The ethics of museums and galleries displaying artifacts, sacred cultural objects, and even human remains stolen, “donated,” or purchased under dubious circumstances by First Nations communities and private collectors, as well as the ethics of when and how these items should be repatriated, have come under increasing scrutiny in recent years.

Earlier this month, IndigiNews editor Eden Fineday wrote two haunting articles about the discovery that her great-great-grandfather's remains were housed in a Smithsonian warehouse after his grave was ransacked by an Army surgeon named Charles E. Woodruff.

An article about the return of a stolen Nisg̱a'a totem pole from a Scottish museum by IndigiNews editor Cara McKenna and The Narwhal reporter Matt Simmons explored how the return of such items could serve as a model for the return of Indigenous property. The article won a 2024 National Newspaper Award.

The future of the items returned to Snuneymuxw has yet to be decided, and their return has been “a long time coming,” said Snuneymuxw elder Geraldine Manson, who attended the May 23 event.

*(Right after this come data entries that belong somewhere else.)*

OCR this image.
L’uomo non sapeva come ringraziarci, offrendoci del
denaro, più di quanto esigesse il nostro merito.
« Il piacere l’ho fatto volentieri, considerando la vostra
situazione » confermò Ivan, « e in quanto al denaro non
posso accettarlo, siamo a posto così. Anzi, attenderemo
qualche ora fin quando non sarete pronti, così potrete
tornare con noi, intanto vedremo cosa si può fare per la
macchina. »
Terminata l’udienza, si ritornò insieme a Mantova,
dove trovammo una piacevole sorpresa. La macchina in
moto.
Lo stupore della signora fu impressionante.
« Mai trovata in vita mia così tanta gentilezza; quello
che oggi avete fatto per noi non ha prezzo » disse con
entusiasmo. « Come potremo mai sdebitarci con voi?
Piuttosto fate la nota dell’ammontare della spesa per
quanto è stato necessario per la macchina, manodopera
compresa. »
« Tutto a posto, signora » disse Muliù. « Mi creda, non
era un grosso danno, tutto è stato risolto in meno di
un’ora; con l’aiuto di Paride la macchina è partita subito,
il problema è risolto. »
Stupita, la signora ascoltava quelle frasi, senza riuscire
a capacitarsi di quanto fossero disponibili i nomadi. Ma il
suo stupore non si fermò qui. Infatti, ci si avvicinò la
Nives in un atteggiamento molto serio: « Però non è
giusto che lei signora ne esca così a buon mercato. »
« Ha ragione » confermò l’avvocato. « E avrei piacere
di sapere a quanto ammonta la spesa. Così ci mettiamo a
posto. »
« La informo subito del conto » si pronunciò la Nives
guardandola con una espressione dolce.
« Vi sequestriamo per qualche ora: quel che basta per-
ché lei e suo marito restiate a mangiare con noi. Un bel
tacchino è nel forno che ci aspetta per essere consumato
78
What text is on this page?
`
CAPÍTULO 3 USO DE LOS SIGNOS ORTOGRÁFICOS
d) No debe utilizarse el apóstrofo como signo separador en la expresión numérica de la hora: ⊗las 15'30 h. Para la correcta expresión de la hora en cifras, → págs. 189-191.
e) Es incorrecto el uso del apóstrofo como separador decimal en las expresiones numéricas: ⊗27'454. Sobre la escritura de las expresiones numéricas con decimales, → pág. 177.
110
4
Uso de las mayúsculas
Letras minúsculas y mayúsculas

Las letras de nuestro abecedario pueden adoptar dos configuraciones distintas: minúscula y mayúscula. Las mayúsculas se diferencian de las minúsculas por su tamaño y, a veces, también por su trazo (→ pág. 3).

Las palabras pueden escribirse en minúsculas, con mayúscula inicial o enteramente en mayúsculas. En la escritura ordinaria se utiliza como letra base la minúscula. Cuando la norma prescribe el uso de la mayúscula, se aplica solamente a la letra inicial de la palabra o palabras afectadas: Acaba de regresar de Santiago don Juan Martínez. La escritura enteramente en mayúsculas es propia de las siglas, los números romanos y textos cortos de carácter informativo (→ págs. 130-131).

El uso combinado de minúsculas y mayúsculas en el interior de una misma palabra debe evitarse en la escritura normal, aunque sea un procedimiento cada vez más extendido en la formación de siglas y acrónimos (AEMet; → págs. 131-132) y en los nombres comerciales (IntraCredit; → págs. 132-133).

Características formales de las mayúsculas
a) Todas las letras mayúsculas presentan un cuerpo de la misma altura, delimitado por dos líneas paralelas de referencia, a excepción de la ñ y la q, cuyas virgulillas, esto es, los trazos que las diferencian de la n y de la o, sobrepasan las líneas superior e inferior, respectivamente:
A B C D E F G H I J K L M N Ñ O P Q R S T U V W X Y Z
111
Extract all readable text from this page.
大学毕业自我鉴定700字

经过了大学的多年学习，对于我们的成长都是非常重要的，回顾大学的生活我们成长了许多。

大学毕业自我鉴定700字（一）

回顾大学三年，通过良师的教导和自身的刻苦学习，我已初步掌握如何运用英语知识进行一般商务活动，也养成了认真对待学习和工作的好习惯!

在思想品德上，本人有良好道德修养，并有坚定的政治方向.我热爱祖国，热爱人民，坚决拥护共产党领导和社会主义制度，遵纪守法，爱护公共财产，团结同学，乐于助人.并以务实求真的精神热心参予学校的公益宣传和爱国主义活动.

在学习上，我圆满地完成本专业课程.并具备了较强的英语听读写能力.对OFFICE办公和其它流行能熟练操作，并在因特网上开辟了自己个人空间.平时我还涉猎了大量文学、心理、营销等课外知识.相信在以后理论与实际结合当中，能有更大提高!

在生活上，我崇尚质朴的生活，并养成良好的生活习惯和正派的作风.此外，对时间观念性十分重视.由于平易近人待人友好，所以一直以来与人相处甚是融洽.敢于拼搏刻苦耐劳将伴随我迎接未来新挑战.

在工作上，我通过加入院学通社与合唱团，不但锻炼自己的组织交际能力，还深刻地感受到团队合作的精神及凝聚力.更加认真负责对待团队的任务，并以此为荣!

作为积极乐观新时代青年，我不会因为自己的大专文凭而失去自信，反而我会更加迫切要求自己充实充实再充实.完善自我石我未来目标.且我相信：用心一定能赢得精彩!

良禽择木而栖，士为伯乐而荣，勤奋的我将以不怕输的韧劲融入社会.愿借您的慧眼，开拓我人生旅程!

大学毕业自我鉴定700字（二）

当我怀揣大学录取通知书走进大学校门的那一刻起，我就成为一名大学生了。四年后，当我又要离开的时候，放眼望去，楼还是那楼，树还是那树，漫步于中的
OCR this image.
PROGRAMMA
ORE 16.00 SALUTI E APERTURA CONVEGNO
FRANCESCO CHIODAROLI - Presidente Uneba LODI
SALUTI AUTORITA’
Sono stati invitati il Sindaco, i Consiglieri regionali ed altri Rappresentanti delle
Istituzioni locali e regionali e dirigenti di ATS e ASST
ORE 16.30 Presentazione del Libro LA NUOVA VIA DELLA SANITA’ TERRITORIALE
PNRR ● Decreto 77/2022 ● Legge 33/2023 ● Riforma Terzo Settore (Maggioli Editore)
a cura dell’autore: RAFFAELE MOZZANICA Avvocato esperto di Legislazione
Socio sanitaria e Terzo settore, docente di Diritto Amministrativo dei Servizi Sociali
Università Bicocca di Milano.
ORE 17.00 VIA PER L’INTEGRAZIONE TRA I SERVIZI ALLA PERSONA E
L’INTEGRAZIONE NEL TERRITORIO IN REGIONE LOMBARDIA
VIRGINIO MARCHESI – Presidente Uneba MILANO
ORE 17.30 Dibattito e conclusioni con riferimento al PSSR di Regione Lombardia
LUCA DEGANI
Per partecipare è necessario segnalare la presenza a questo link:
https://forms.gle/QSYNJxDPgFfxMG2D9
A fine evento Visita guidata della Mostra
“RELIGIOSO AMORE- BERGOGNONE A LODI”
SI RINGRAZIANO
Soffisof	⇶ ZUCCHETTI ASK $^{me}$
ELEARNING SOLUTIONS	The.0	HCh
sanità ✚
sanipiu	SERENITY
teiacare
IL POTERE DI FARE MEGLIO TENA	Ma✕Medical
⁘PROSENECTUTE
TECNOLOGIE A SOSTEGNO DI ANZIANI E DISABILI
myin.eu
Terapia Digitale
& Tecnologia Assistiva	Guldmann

“It was many, many years ago, and we talked about repatriation when I was on the council in 2000. That's when we started looking at repatriation. We have a mask in New York that needs to be brought home.

“What other objects are there? These objects from the Royal BC Museum – that's just a portion of it. There are other objects from that museum that need to be brought home as well,” she said. “It's a start. I'm grateful that our leadership has cleared the way to make this possible.”

This spindle whorl was donated to the museum in 1894 and, according to the museum notes, was “used for spinning hair from mountain goats for blankets.” It was probably taken by Captain Newton Henry Chittendon on April 9, 1884, when his boat stopped at Stiil'nep (Departure Bay), but it is not certain. Photo by Julie Chadwick/The Discourse

Chief Michael Wyse (Xumtilum) has made repatriation a priority for 2024, and leadership has partnered with the Nanaimo Museum to identify Snuneymuxw sacred objects in various museums around the world and formally request their return, according to a statement from the First Nation's media spokesperson.

When Snuneymuxw submitted a request to the Royal BC Museum in January, they received a response within weeks.

“Times have changed when it comes to repatriation,” said a statement from the First Nation, which plans to find a home for the repatriated objects in its buildings so they can be experienced by community members. “Some will be on display and others will be kept more privately. Our ultimate plan is to create a presentation space and cultural centre to house our sacred objects.”